Wer und was steckt dahinter

Reisephilosophie

Wichtig ist mir beim Kennenlernen einer Region von kleinen Details auszugehen, denn anhand solcher Details ist der grosse Zusammenhang erkennbar.

Es geht nicht darum, möglichst viele Sehenswürdigkeiten abzuklappern. Es gibt so vieles, das würdig ist, gesehen zu werden! So zum Beispiel die Post im Dorf Koshevichi, wo auch Schuhe geflickt werden oder der unweit davon stehende alte Eisenbahnwagen, der jetzt als Kirche dient. Auch das Alters- und Behindertenheim und das "gewöhnliche" Provinzspital wissen vieles zu berichten und das Projekt für Obdachlose und Strafentlassene ist ebenso würdig gesehen zu werden, wie auch das Kennenlernen der belarussischen, vielfältigen Künstlerszene.

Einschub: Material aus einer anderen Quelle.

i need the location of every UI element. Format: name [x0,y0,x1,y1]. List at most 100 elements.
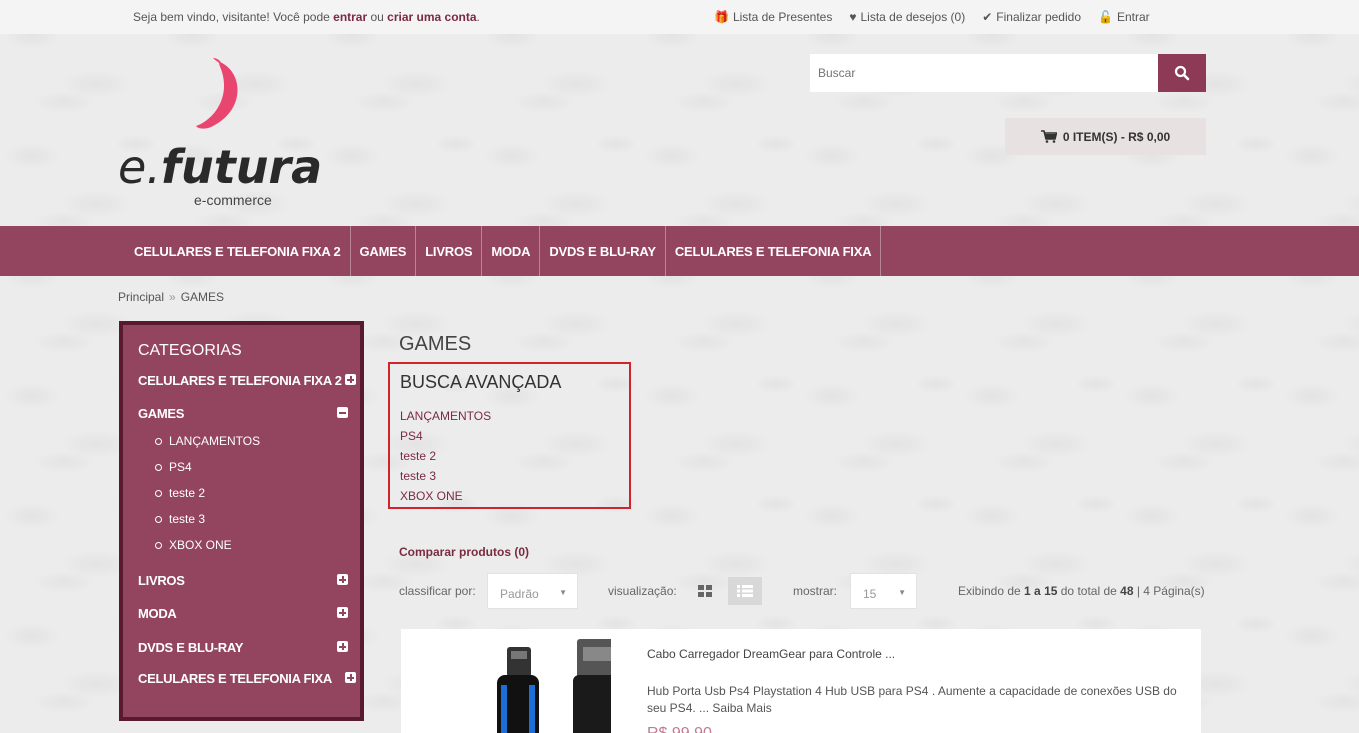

Jeder Tag der Reise ist einem spezifischen Thema gewidmet. Nebst dem Programmteil, der etwa zwei Drittel der Zeit ausmacht und in dem aus verschiedensten Quellen viele spannende Fakten und Zusammenhänge vermittelt werden, soll auch die Bewegung in der Umgebung nicht zu kurz kommen. Wenn Sie Ohren, Augen, Nasen und Gedanken offen halten, entdecken Sie einen riesigen Reichtum.

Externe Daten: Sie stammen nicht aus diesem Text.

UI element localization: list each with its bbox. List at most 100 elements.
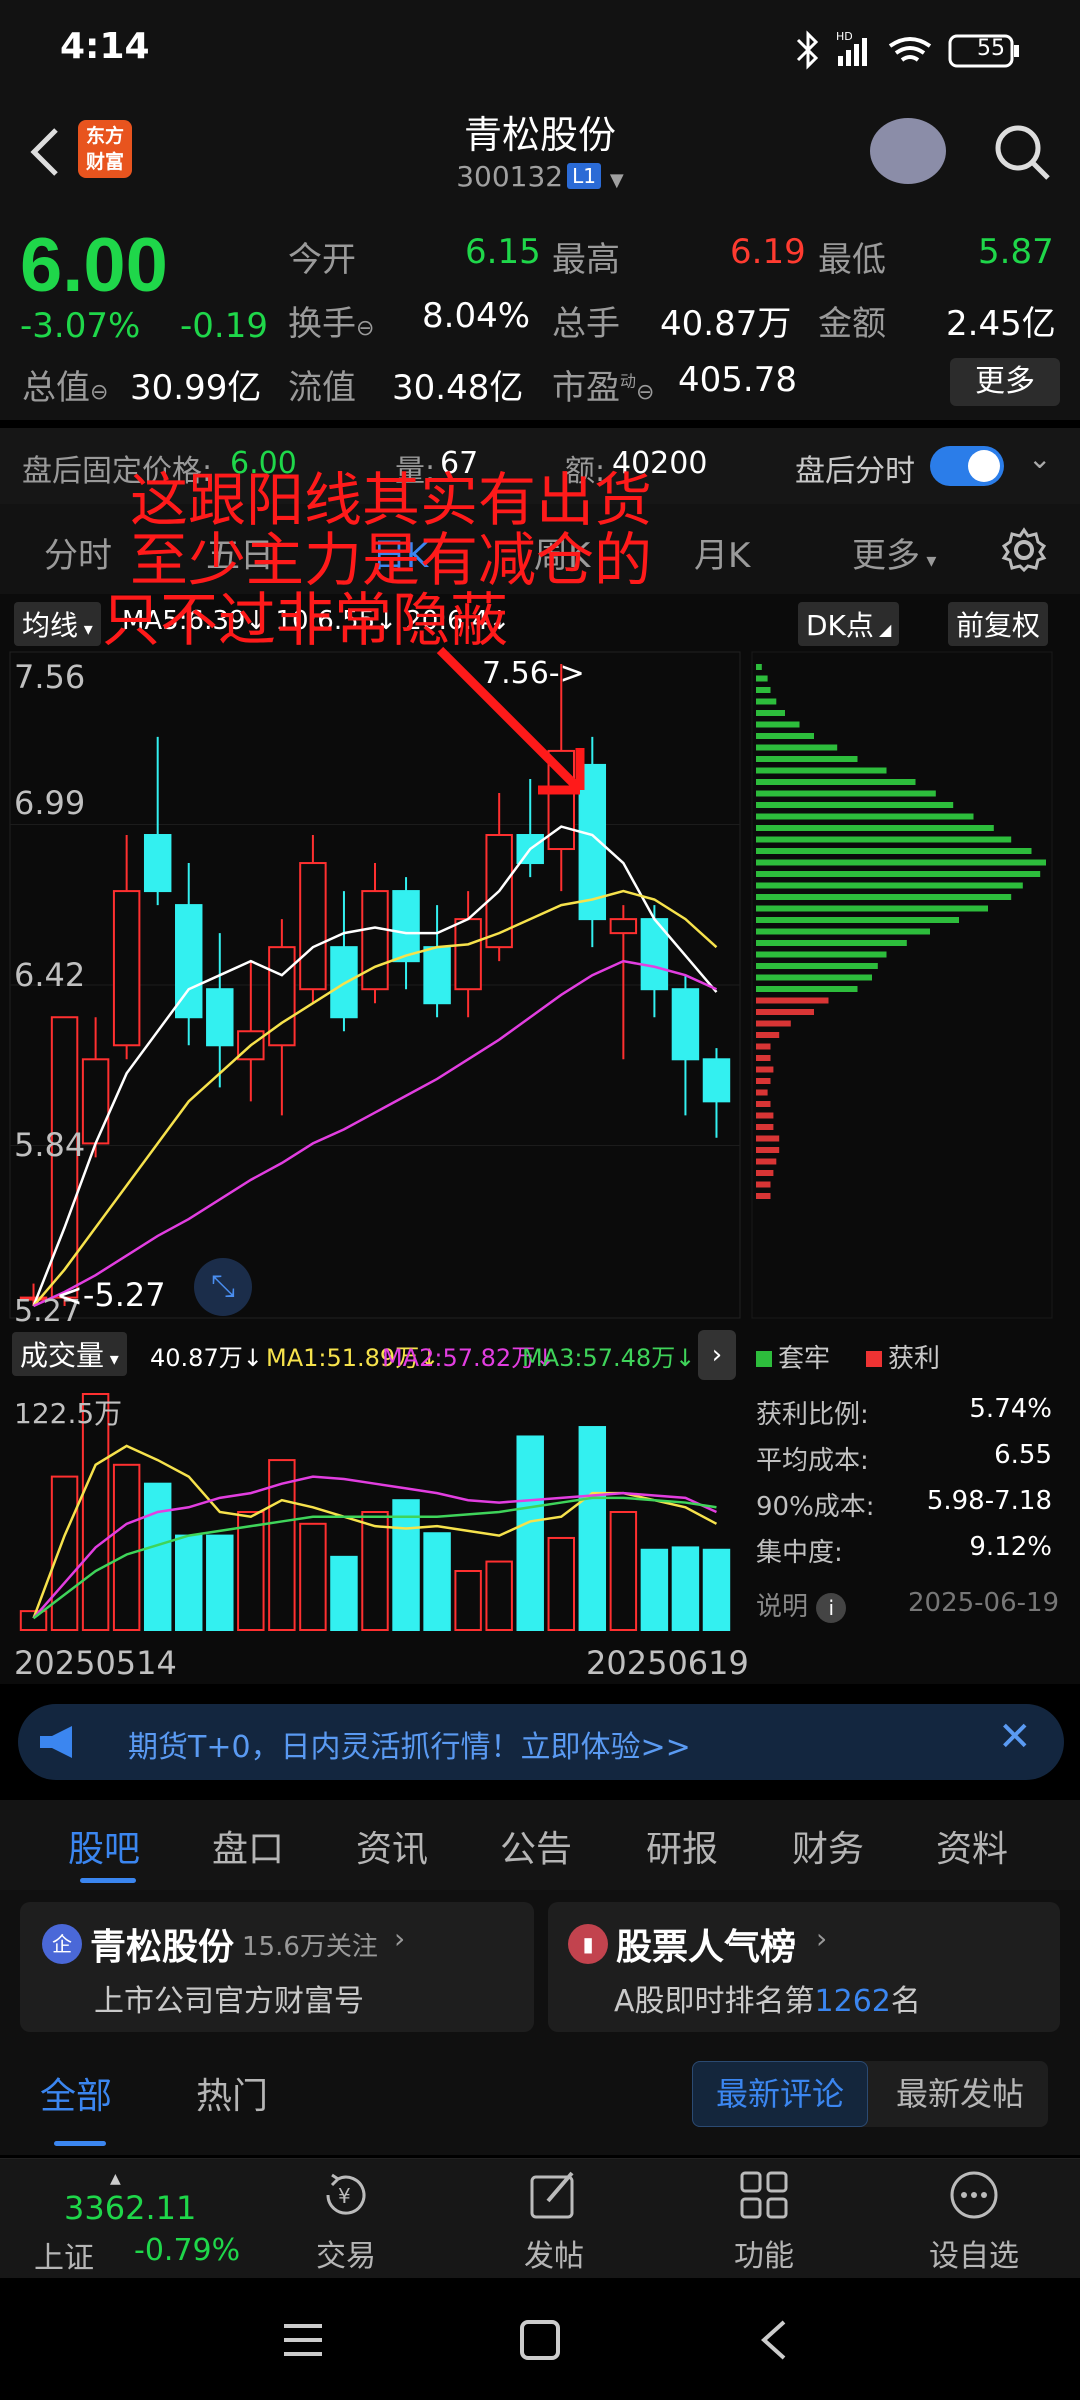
tab-daily-k[interactable]: 日K bbox=[372, 528, 428, 577]
card-title: 股票人气榜 bbox=[616, 1927, 797, 1968]
pe-value: 405.78 bbox=[678, 360, 797, 400]
chip-bar-hold bbox=[756, 721, 800, 728]
info-icon: ⊖ bbox=[356, 316, 375, 341]
chip-bar-profit bbox=[756, 1124, 774, 1130]
tab-all[interactable]: 全部 bbox=[40, 2067, 112, 2119]
chip-bar-profit bbox=[756, 1066, 774, 1073]
home-icon[interactable] bbox=[518, 2318, 562, 2362]
nav-add-watchlist[interactable]: 设自选 bbox=[914, 2167, 1034, 2275]
wifi-icon bbox=[888, 37, 932, 62]
tab-monthly-k[interactable]: 月K bbox=[694, 528, 750, 577]
turnover-label: 换手⊖ bbox=[288, 304, 375, 344]
chip-bar-hold bbox=[756, 836, 1012, 843]
volume-bar bbox=[609, 1511, 638, 1631]
tab-announcement[interactable]: 公告 bbox=[500, 1820, 572, 1872]
card-title: 青松股份 bbox=[90, 1927, 235, 1968]
chip-bar-profit bbox=[756, 1147, 780, 1153]
menu-icon[interactable] bbox=[280, 2320, 326, 2360]
tab-timeshare[interactable]: 分时 bbox=[44, 528, 112, 577]
tab-more[interactable]: 更多 ▾ bbox=[852, 528, 936, 577]
candle bbox=[423, 946, 451, 1005]
turnover-value: 8.04% bbox=[422, 296, 531, 336]
volume-tick: 122.5万 bbox=[14, 1397, 123, 1430]
nav-functions[interactable]: 功能 bbox=[704, 2167, 824, 2275]
expand-icon[interactable]: ⤡ bbox=[194, 1258, 252, 1316]
clock: 4:14 bbox=[60, 26, 150, 67]
volume-selector[interactable]: 成交量 ▾ bbox=[12, 1332, 127, 1376]
tab-indicator bbox=[54, 2141, 106, 2146]
index-value[interactable]: 3362.11 bbox=[64, 2189, 196, 2227]
tab-news[interactable]: 资讯 bbox=[356, 1820, 428, 1872]
svg-text:¥: ¥ bbox=[338, 2184, 351, 2208]
chip-bar-profit bbox=[756, 1158, 777, 1165]
nav-trade[interactable]: ¥ 交易 bbox=[286, 2167, 406, 2275]
tab-research[interactable]: 研报 bbox=[646, 1820, 718, 1872]
settings-gear-icon[interactable] bbox=[1000, 526, 1048, 574]
volume-bar bbox=[206, 1534, 234, 1631]
volume-bar bbox=[578, 1426, 607, 1631]
after-hours-amt-label: 额: bbox=[565, 454, 606, 489]
tab-guba[interactable]: 股吧 bbox=[68, 1820, 140, 1872]
volume-bar bbox=[485, 1560, 513, 1631]
chip-bar-hold bbox=[756, 675, 768, 682]
megaphone-icon bbox=[40, 1726, 72, 1758]
chip-bar-profit bbox=[756, 1078, 771, 1084]
chip-bar-hold bbox=[756, 963, 878, 969]
price-tick-max: 7.56 bbox=[14, 658, 86, 696]
chip-bar-profit bbox=[756, 1032, 780, 1038]
tab-five-day[interactable]: 五日 bbox=[206, 528, 274, 577]
period-tabs: 分时 五日 日K 周K 月K 更多 ▾ bbox=[0, 504, 1080, 594]
chip-bar-hold bbox=[756, 756, 858, 762]
vol-ma3: MA3:57.48万↓ bbox=[522, 1344, 696, 1372]
info-icon: ⊖ bbox=[90, 380, 109, 405]
official-account-card[interactable]: 企 青松股份 15.6万关注 › 上市公司官方财富号 bbox=[20, 1902, 534, 2032]
search-icon[interactable] bbox=[990, 120, 1054, 184]
chevron-down-icon[interactable]: ⌄ bbox=[1028, 442, 1051, 475]
after-hours-bar: 盘后固定价格: 6.00 量: 67 额: 40200 盘后分时 ⌄ bbox=[0, 428, 1080, 504]
close-icon[interactable]: ✕ bbox=[998, 1714, 1032, 1760]
back-icon[interactable] bbox=[756, 2318, 792, 2362]
amount-value: 2.45亿 bbox=[946, 304, 1056, 344]
chip-bar-profit bbox=[756, 1170, 774, 1176]
latest-post-button[interactable]: 最新发帖 bbox=[872, 2061, 1048, 2127]
edit-icon bbox=[530, 2171, 574, 2219]
tab-profile[interactable]: 资料 bbox=[936, 1820, 1008, 1872]
stat-label: 获利比例: bbox=[756, 1400, 869, 1430]
latest-comment-button[interactable]: 最新评论 bbox=[692, 2061, 868, 2127]
price-tick: 6.99 bbox=[14, 784, 86, 822]
bar-chart-icon: ▮ bbox=[568, 1924, 608, 1964]
tab-weekly-k[interactable]: 周K bbox=[534, 528, 590, 577]
volume-bar bbox=[423, 1532, 451, 1631]
tab-indicator bbox=[80, 1878, 136, 1883]
chip-bar-hold bbox=[756, 894, 1012, 900]
after-hours-toggle[interactable] bbox=[930, 446, 1004, 486]
nav-post[interactable]: 发帖 bbox=[494, 2167, 614, 2275]
note-link[interactable]: 说明 i bbox=[756, 1586, 847, 1623]
more-button[interactable]: 更多 bbox=[950, 358, 1060, 406]
popularity-rank-card[interactable]: ▮ 股票人气榜 › A股即时排名第1262名 bbox=[548, 1902, 1060, 2032]
chip-bar-hold bbox=[756, 951, 887, 958]
tab-finance[interactable]: 财务 bbox=[792, 1820, 864, 1872]
quote-panel: 6.00 -3.07% -0.19 今开 6.15 最高 6.19 最低 5.8… bbox=[0, 210, 1080, 420]
stock-code: 300132 bbox=[456, 160, 564, 193]
follow-count: 15.6万关注 bbox=[242, 1932, 378, 1962]
cost-90: 5.98-7.18 bbox=[926, 1486, 1052, 1516]
chip-bar-profit bbox=[756, 1112, 774, 1119]
chip-bar-hold bbox=[756, 825, 994, 831]
chip-bar-hold bbox=[756, 733, 814, 739]
tab-pankou[interactable]: 盘口 bbox=[212, 1820, 284, 1872]
stat-label: 集中度: bbox=[756, 1538, 843, 1568]
promo-banner[interactable]: 期货T+0，日内灵活抓行情！立即体验>> ✕ bbox=[18, 1704, 1064, 1780]
info-icon: ⊖ bbox=[636, 380, 655, 405]
volume-bar bbox=[19, 1610, 48, 1631]
volume-bar bbox=[143, 1482, 172, 1631]
expand-right-icon[interactable]: › bbox=[698, 1330, 736, 1380]
info-icon: i bbox=[816, 1593, 847, 1623]
card-subtitle: 上市公司官方财富号 bbox=[94, 1984, 364, 2019]
tab-hot[interactable]: 热门 bbox=[196, 2067, 268, 2119]
current-price: 6.00 bbox=[20, 223, 168, 308]
annotation-arrow-icon bbox=[436, 646, 585, 795]
robot-assistant-icon[interactable] bbox=[870, 118, 946, 184]
chip-bar-hold bbox=[756, 986, 858, 992]
more-dots-icon bbox=[950, 2171, 998, 2219]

In einem solch touristisch unbekannten Land wie Belarus werden Touristen als Gäste wahrgenommen. Als solche wollen wir uns auch verhalten. Als Gäste, die sich für das Leben ihrer Gastgeber interessieren, neugierig und verständnisvoll sind, denn wir möchten das Leben der Menschen, die Geschichte und Kultur des Landes zu verstehen versuchen und Zusammenhänge erkennen.

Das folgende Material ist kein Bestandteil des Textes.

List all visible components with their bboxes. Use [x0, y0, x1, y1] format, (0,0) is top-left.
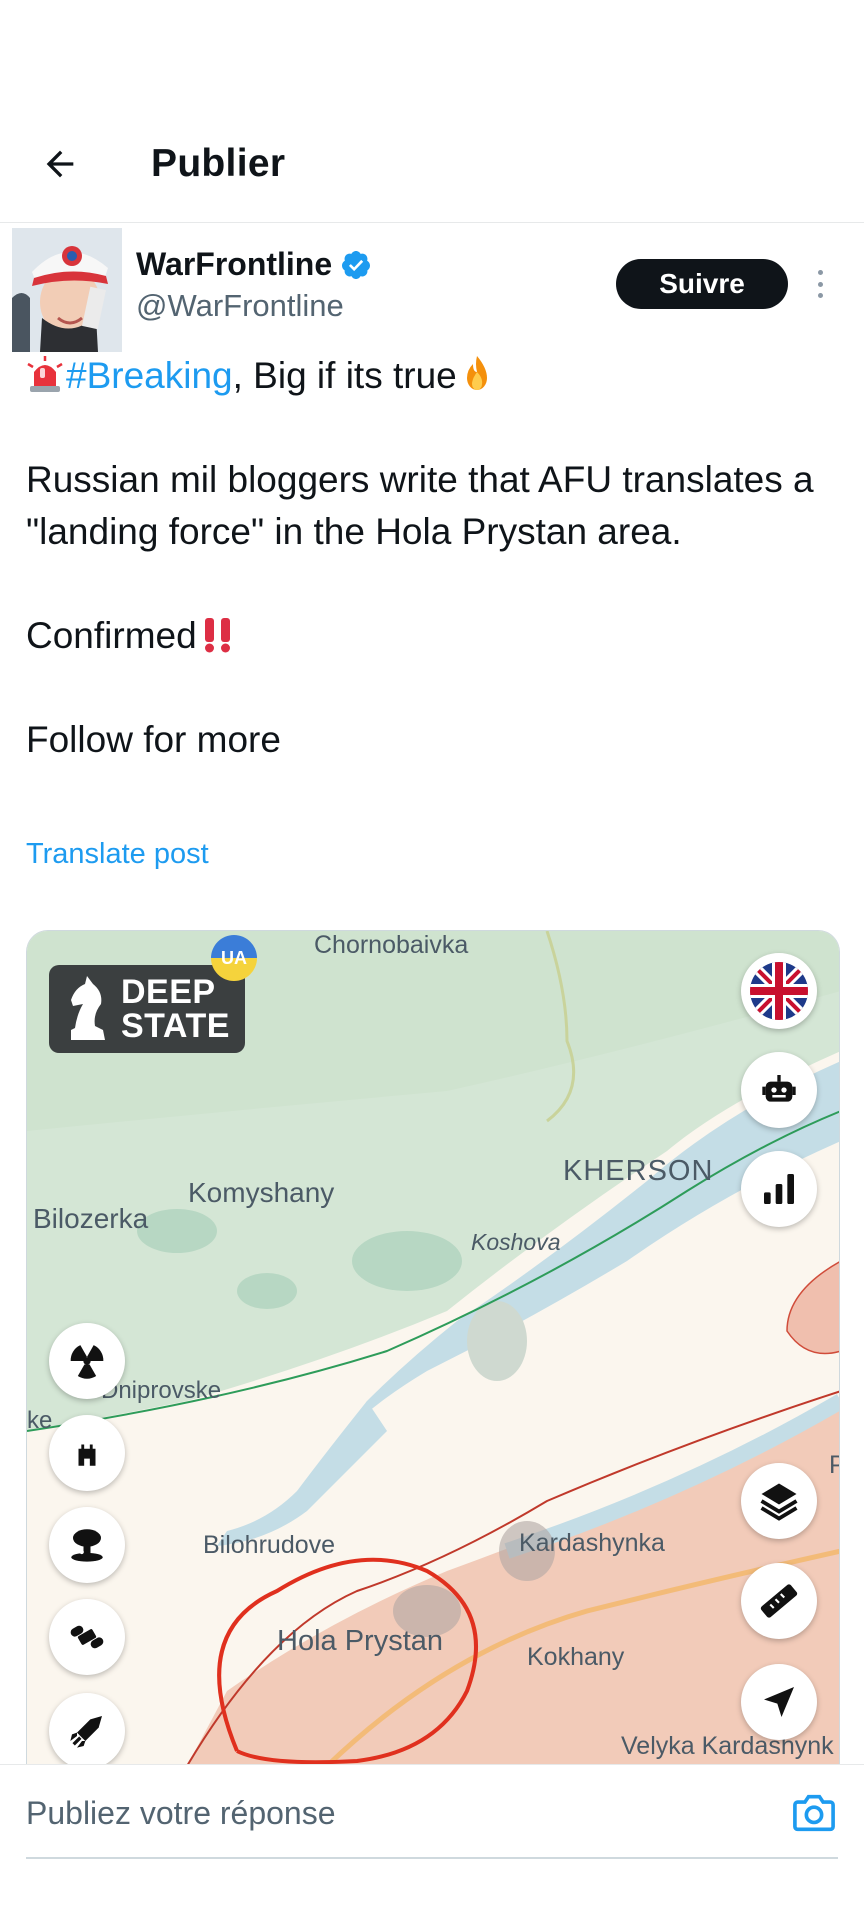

Aus ökologischen Gründen und um hautnah an diesem Leben teilzunehmen, möchten wir uns wenn möglich mit öffentlichen Verkehrsmitteln, zu Fuss oder mit Pferdewagen fortbewegen. Auf diese Weise können viele spontane, sehr spannende oder auch witzige Kontakte entstehen, die enorm wertvoll sind.